The cost curve of equipment has flattened, and even risen in the past years. Financial loss and opportunity increasingly arises out of the ability to integrate and operate many facilities intelligently at scale. Our products provide the intelligence in a standardized package that can scale affordably and allow for efficiencies across business models.
Ratepayers should insist that these intelligent approaches be utilized with all new energy generation. Otherwise, the cost of the energy transition will be higher than necessary.
Energy related or not, technologies have advanced dramatically – from landlines to cell phones to very low cost solar, wind, and energy storage. What are some of the next big energy technology breakthroughs?
Energy storage is critical for the use of intermittent resources. Various types of storage (other than lithium ion batteries) will rapidly enter the market. Other key technology breakthroughs are needed so all clean technologies – solar, batteries, electric vehicles, etc. – can participate either individually or collectively in energy and grid service markets.
Increasing areas of importance will include building-integrated photovoltaics (BIPV), distributed generation, microgrids, and artificial intelligence.
What should policy makers and regulators be considering now for the best possible electricity outcomes in the future?
There are several issues that should be addressed to improve electricity outcomes.
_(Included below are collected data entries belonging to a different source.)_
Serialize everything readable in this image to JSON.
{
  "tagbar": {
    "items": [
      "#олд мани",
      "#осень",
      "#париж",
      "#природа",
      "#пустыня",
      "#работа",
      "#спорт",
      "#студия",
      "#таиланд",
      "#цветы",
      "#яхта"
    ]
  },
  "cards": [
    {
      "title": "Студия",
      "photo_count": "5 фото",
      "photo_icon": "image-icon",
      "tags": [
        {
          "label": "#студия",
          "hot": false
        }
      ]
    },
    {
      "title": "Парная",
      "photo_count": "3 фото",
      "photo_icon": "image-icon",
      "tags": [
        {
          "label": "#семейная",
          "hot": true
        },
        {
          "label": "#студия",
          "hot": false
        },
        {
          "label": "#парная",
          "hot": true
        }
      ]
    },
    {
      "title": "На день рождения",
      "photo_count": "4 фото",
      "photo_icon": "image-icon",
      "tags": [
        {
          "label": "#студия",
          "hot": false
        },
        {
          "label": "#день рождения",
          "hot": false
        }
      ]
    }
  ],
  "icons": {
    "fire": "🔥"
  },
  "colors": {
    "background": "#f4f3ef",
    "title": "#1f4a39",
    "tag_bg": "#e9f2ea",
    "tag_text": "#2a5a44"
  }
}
First, energy should be deregulated to improve market efficiencies and enable resources to freely compete with one another (as proposed in FERC 2222) and other reports on the effects of monopolies. Years ago, the regulatory compact allowed utilities to make investments for customers and earn a reasonable rate of return on those investments. Now, with the rise of DERs and third-party service providers, the regulatory compact no longer applies. For example, point to the libertarian Texas ERCOT market, where even in oil and gas country we’ve seen the largest renewable energy deployments in the US. Competition and free market systems provide goods and services better than any alternative and renewable resources win in free market environments.
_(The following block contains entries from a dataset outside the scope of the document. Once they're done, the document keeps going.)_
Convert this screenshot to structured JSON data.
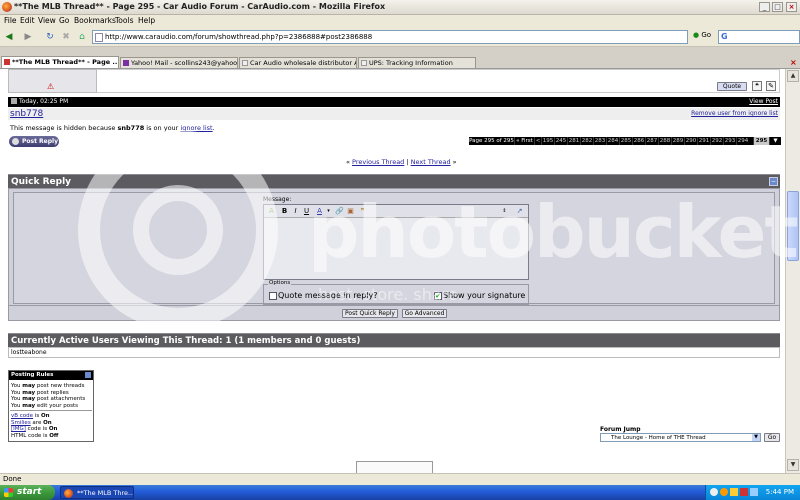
{
  "window": {
    "title": "**The MLB Thread** - Page 295 - Car Audio Forum - CarAudio.com - Mozilla Firefox",
    "controls": [
      "_",
      "□",
      "×"
    ]
  },
  "menu": [
    "File",
    "Edit",
    "View",
    "Go",
    "Bookmarks",
    "Tools",
    "Help"
  ],
  "nav": {
    "url": "http://www.caraudio.com/forum/showthread.php?p=2386888#post2386888",
    "go_label": "Go",
    "search_engine_icon": "google-g"
  },
  "tabs": [
    {
      "label": "**The MLB Thread** - Page ...",
      "active": true
    },
    {
      "label": "Yahoo! Mail - scollins243@yahoo.c...",
      "active": false
    },
    {
      "label": "Car Audio wholesale distributor Alpi...",
      "active": false
    },
    {
      "label": "UPS: Tracking Information",
      "active": false
    }
  ],
  "post": {
    "date": "Today, 02:25 PM",
    "view_post": "View Post",
    "username": "snb778",
    "remove_ignore": "Remove user from ignore list",
    "hidden_msg_prefix": "This message is hidden because ",
    "hidden_user": "snb778",
    "hidden_msg_mid": " is on your ",
    "ignore_list_link": "ignore list",
    "hidden_msg_suffix": ".",
    "quote_btn": "Quote",
    "post_reply_btn": "Post Reply"
  },
  "pagination": {
    "label": "Page 295 of 295",
    "first": "« First",
    "back": "<",
    "pages": [
      "195",
      "245",
      "281",
      "282",
      "283",
      "284",
      "285",
      "286",
      "287",
      "288",
      "289",
      "290",
      "291",
      "292",
      "293",
      "294",
      "295"
    ],
    "current": "295"
  },
  "thread_nav": {
    "prefix": "« ",
    "previous": "Previous Thread",
    "sep": " | ",
    "next": "Next Thread",
    "suffix": " »"
  },
  "quick_reply": {
    "title": "Quick Reply",
    "message_label": "Message:",
    "options_label": "Options",
    "quote_option": "Quote message in reply?",
    "quote_checked": false,
    "signature_option": "Show your signature",
    "signature_checked": true,
    "post_btn": "Post Quick Reply",
    "advanced_btn": "Go Advanced"
  },
  "active_users": {
    "title": "Currently Active Users Viewing This Thread: 1 (1 members and 0 guests)",
    "users": [
      "lostteabone"
    ]
  },
  "posting_rules": {
    "title": "Posting Rules",
    "lines": [
      {
        "pre": "You ",
        "bold": "may",
        "post": " post new threads"
      },
      {
        "pre": "You ",
        "bold": "may",
        "post": " post replies"
      },
      {
        "pre": "You ",
        "bold": "may",
        "post": " post attachments"
      },
      {
        "pre": "You ",
        "bold": "may",
        "post": " edit your posts"
      }
    ],
    "codes": [
      {
        "name": "vB code",
        "pre": " is ",
        "bold": "On"
      },
      {
        "name": "Smilies",
        "pre": " are ",
        "bold": "On"
      },
      {
        "name": "[IMG]",
        "pre": " code is ",
        "bold": "On"
      },
      {
        "name": "",
        "plain": "HTML code is ",
        "bold": "Off"
      }
    ]
  },
  "forum_jump": {
    "label": "Forum Jump",
    "selected": "The Lounge - Home of THE Thread",
    "go": "Go"
  },
  "status": "Done",
  "taskbar": {
    "start": "start",
    "item": "**The MLB Thre...",
    "clock": "5:44 PM"
  },
  "watermark": {
    "word": "photobucket",
    "tagline": "host. store. share."
  },
  "colors": {
    "header_gray": "#5c5c60",
    "panel_bg": "#cfd0da",
    "pagination_current": "#c8c8c8",
    "link": "#22229c",
    "xp_blue": "#245edb"
  }
}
Second, there must be a clear path to meet renewable energy demand from consumers, businesses, and government entities. This means creating multiple new pathways for DER offtake models, offering incentives for off-grid options, better opportunities for placing generation at load centers, and rethinking the structure and purpose of building out massive transmission upgrades.
Finally, the regulation of electricity should be removed from traditional Public Utilities Commission (PUC) regulation with other utilities. Electricity regulation should be treated as a technology business where there is potential for every individual to be their own electrical supplier. Energy generation needs a specialized regulatory body that can address the accelerating opportunities arising out of the rapid change in technology.